At the Chat Market
Khat is a stimulant drug derived from a shrub named Catha edulis.
Khat (pronounced cot) is an evergreen shrub that grows in areas bordering the Red Sea, including countries in the horn of East Africa particularly Ethiopia. The Khat leaves are chewed by men, women, and children. Cathinone and cathine are chemicals similar to the effects of amphetamines and result in similar stimulant effects in the brain and body. Khat is the locally chewed social drug in places such as Ethiopia and has a long history as social routine dating back thousands of years.
Khat plant is widely cultivated and known by a variety of names in Yemen, the Horn of Africa, the Arabian Peninsula and many other places in and around Africa. Khat is grown in groves and three to four hours per day is devoted to striping the branches chewing the leaves releasing the drug. Other Names for Khat are Abyssinian Tea, Arabian-Tea, Chat, Jaad, Kat, Qaat and, Tohat. The khat chewer plucks the tender leaves from the branches and tucks the leaves into their cheeks, eventually forming a wad similar to chewing tobacco.

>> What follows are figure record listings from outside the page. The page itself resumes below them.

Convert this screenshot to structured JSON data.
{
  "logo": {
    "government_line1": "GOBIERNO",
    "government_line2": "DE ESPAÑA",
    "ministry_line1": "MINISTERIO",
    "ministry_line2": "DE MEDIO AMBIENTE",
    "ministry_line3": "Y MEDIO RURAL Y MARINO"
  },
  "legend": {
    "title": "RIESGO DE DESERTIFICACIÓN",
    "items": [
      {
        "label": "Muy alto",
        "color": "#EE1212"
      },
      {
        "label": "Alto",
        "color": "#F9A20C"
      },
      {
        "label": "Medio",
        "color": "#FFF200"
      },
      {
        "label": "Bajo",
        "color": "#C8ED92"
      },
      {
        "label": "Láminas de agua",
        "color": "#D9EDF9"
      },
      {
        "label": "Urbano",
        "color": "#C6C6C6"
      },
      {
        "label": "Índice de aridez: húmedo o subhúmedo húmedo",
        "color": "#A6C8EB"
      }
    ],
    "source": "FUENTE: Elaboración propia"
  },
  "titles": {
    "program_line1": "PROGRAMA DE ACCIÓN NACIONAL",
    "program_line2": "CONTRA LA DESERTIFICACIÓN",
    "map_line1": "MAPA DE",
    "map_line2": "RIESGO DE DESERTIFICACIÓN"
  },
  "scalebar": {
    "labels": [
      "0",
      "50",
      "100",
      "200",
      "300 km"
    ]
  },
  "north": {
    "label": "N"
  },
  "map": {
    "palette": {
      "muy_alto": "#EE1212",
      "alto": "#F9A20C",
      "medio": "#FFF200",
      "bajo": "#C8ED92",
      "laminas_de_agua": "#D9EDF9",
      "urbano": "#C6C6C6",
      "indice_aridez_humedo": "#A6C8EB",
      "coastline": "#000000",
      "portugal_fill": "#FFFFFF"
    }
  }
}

Khat is a stimulant that speeds up the heart and breathing and increases blood pressure. Khat makes a person feel alert and relieves stress, that makes it a popular simulate among students. In some countries, 15–20% of children under the age of 12 are also daily users of khat. Khat is a controlled substance in some countries, such as the United States, Canada, and Germany, while its production, sale, and consumption are legal in other nations, including Djibouti, Ethiopia, Somalia and Yemen.